MOJISOLA ADEYEYE
Mobilising Drugs and Vacciness DIRECTOR GENERAL, NAFDAC
Professor Adeyeye is the Director General (DG) of Nigeria’s National Agency for Food and Drug Administration and Control (NAFDAC) where she is leading regulatory and administrative reforms through quality management approach. She has
added strong governance structure and regulatory strengthening to NAFDAC through disciplined and motivating workforce, updating of regulations and guidelines, strengthening the local pharmaceutical companies through international best practices and encouraging local production. She has brought NAFDAC from insolvency to solvency and refocused the Agency to be Standard Operating Proceduredriven organization that has embraced international standards and best practices. She changed the culture of NAFDAC to Customer-focused and Agency-minded establishment in order to safeguard the health of the nation. She inaugurated Nigerian Herbal Medicine Product Committee (HMPC) as a means of fostering research involving herbal practitioners and academic researchers while the intellectual property is protected. The ultimate goal is to turn complementary alternative medicines into a research-driven, regulation controlled commercially viable commodities.
She is a Fellow of Nigeria Academy of Science, Nigeria Academy of Pharmacy, an Academic Research Fellow of American Association of Colleges of Pharmacy (AACP). She is the First African Woman Fellow, American Association of Pharmaceutical Scientists (AAPS) a society where only 3% of academia receives such recognition internationally.

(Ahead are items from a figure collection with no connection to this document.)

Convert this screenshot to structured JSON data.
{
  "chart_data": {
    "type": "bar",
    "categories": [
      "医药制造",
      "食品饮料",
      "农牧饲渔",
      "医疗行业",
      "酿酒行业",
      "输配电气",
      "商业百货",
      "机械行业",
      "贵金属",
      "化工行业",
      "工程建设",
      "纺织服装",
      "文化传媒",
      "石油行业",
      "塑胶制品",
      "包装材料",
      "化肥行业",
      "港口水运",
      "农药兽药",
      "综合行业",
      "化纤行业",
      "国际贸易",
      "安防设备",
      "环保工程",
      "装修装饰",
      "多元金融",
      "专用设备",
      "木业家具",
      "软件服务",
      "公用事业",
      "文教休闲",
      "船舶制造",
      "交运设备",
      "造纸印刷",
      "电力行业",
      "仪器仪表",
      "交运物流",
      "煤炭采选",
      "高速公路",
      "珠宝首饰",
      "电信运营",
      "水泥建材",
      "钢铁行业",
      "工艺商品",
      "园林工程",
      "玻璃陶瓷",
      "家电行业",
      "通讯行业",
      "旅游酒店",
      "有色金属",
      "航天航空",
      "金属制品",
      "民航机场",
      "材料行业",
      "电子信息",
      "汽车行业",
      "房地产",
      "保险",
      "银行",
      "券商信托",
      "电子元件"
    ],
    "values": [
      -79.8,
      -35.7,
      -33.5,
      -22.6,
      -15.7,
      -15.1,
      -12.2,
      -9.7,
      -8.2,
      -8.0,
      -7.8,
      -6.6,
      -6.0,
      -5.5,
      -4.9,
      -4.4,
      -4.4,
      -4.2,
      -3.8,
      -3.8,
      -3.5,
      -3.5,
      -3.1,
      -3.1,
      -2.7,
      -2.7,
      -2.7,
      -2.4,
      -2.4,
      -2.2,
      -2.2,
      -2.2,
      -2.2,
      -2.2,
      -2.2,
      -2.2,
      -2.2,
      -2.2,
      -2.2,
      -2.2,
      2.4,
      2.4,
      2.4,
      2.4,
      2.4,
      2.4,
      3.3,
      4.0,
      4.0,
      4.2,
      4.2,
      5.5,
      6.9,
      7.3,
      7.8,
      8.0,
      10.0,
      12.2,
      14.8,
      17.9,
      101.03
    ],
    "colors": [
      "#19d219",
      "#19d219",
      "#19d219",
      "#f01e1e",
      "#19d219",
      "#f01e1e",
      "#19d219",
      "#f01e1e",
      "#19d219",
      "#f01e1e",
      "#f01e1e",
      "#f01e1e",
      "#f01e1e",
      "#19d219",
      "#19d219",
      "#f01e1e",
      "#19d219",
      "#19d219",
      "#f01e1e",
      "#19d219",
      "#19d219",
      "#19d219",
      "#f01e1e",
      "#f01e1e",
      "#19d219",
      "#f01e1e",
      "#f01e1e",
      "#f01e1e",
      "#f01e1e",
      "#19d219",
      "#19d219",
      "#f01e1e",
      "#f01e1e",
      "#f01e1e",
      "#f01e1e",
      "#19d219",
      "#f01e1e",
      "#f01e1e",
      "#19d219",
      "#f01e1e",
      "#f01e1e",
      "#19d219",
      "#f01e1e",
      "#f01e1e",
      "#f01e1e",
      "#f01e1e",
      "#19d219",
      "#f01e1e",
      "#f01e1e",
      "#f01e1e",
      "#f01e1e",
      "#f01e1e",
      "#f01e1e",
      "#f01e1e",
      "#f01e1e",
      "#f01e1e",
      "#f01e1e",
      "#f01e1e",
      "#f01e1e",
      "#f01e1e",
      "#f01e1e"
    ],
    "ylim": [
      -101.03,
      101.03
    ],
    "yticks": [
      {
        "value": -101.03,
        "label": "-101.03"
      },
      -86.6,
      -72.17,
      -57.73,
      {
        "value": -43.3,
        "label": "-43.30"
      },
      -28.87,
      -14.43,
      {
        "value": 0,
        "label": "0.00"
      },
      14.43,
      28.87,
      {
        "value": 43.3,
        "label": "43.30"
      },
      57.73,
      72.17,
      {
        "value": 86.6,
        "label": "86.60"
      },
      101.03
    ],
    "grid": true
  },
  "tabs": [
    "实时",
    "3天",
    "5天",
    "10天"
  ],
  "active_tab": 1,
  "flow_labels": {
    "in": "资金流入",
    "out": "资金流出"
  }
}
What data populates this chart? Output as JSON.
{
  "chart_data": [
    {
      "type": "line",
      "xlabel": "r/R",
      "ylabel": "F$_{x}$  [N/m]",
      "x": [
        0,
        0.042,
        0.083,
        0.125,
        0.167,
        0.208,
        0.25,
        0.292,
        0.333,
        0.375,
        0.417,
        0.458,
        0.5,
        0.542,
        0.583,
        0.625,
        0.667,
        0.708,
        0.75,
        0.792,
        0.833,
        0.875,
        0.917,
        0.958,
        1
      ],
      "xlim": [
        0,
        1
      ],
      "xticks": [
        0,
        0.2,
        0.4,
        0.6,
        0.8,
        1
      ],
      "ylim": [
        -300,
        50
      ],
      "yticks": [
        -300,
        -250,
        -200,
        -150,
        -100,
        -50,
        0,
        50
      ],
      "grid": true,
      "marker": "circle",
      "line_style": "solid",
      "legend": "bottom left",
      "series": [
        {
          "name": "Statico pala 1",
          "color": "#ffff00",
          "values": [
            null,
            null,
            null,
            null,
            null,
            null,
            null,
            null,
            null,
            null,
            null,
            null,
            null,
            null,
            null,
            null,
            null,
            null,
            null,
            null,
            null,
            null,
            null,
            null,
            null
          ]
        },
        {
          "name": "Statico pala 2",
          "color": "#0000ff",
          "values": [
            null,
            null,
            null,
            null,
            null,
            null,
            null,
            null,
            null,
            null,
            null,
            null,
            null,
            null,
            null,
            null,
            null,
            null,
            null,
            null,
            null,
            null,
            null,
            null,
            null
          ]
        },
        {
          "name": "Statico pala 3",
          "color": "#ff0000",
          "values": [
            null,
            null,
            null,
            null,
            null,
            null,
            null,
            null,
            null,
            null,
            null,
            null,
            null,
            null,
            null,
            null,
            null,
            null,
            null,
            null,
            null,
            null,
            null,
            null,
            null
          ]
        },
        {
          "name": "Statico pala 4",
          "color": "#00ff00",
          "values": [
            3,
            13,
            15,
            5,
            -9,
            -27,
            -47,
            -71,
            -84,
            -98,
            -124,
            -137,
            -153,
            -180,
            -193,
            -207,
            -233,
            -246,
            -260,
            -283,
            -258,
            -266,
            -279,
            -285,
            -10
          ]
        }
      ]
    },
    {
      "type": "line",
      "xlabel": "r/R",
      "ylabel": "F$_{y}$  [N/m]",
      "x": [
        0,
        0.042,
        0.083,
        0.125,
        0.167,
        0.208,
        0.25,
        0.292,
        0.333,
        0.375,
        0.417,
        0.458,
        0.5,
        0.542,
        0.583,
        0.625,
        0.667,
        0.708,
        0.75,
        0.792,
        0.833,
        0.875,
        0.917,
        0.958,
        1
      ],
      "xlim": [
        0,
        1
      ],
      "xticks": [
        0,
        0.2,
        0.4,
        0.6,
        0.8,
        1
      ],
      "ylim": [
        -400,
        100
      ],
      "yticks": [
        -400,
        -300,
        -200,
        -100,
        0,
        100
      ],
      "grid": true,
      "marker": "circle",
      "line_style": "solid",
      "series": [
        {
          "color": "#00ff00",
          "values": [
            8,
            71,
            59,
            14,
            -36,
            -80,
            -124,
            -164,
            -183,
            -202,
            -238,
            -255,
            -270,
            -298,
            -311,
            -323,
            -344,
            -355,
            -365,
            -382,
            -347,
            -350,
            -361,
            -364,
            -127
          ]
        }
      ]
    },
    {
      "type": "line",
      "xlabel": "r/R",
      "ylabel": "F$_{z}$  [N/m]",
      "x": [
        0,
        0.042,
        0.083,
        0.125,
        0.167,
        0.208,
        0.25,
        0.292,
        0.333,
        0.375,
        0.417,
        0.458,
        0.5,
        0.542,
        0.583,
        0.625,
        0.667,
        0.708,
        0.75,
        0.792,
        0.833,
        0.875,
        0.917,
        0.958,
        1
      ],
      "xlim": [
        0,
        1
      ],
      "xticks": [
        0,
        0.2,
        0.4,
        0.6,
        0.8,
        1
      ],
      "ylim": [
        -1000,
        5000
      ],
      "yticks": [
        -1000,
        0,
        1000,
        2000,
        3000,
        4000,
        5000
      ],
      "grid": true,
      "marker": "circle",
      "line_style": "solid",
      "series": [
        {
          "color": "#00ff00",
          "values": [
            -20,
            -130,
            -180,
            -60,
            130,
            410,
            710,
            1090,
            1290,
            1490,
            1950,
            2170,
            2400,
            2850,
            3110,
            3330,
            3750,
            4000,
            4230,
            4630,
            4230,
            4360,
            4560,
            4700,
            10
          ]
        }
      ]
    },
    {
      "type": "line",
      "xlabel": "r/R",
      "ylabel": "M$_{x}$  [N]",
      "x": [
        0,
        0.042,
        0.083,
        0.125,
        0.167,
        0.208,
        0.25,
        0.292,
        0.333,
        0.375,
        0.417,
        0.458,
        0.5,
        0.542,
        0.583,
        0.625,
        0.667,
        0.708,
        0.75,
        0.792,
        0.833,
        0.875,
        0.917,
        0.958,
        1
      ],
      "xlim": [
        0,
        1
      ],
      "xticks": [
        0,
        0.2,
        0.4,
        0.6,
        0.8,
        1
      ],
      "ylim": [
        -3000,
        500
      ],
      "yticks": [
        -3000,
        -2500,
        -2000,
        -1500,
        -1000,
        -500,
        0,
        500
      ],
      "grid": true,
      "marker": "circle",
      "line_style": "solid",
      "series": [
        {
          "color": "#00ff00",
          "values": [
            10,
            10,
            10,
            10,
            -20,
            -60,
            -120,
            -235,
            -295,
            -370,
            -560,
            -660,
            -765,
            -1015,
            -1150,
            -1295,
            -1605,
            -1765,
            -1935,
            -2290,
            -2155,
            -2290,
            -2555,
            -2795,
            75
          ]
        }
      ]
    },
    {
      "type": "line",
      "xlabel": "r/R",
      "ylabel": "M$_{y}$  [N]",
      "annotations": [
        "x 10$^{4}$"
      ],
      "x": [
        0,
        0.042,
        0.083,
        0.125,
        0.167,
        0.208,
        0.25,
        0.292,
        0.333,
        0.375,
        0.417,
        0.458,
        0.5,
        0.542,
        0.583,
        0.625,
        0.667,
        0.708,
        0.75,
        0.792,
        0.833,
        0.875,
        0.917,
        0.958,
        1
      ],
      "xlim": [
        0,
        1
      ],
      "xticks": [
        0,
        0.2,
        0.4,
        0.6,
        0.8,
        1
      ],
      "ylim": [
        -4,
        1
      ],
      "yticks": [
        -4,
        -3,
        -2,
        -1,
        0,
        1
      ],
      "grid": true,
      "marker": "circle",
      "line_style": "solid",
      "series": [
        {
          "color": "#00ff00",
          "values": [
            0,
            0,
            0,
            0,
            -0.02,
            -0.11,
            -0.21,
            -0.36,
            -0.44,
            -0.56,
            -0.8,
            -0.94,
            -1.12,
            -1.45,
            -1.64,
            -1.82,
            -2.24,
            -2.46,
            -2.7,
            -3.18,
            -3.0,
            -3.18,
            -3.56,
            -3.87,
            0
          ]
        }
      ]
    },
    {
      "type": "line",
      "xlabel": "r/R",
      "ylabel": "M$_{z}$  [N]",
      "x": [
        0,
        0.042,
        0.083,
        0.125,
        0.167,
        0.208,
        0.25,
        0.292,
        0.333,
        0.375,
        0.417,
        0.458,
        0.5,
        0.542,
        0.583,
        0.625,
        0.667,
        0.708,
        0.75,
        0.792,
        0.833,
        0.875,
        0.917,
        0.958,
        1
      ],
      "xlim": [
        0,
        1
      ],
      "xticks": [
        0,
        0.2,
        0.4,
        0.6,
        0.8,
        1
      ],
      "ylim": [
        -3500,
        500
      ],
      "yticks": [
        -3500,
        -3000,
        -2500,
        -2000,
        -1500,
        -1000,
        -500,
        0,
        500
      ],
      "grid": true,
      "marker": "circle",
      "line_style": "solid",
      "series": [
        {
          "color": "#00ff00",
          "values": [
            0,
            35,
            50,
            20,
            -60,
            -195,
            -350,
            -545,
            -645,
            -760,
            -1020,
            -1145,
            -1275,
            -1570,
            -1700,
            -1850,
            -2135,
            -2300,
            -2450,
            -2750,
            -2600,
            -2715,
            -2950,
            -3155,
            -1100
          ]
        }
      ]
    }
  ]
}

She currently serves as the Chair of the Steering Committee of the African Medicines Regulatory Harmonization (AMRH) and the WHO-based Global Pediatric Regulatory Network. She represents NAFDAC on the International Coalition of Medicines Regulatory Authorities (ICMRA) and has been invited to be on the WHO Regional Expert Advisory Committee on Traditional Medicine for COVID-19.
Adeyeye says several researchers and practitioners have responded to NAFDAC’s call for expression of interest for Covid 19 related medicines and are being guided to submit such medicines to NAFDAC for expedited review. The Agency continues to encourage all stakeholders to present the products of their research findings and allow these remedies go through internationally recognized process of approval through pre-clinical and where applicable, clinical trials.
She noted the establishment of the Nigerian Herbal Medicine Product Committee (HMPC) that brings together Manufacturers, Academia, Researchers and relevant stakeholders by bridging the gap often created between traditional medicine practitioners (possible patent holders) and drug manufacturers, whose responsibility it would be to formulate the products. This collaboration, brokered by the Agency, aims at translating research of herbs into products of commerce with proven safety and efficacy. According to her, this minimum requirement of ‘proof of safety’ is the Agency’s way of encouraging production of herbal remedies from the country’s rich diversity of plants.
According to the DG of NAFDAC, the rush to mitigate the mortality and morbidly resulting from the COVID 19 pandemic has resulted in acceleration of product development, repurposing of formulations, off label use of therapeutics and the search for a vaccine to prevent COVID 19 and because no vaccine yet exists to prevent further spread of the virus, the huge burden of developing a cure or at best, a treatment for this deadly virus rests squarely on the shoulders of the medical world, of which Nigeria is no exception.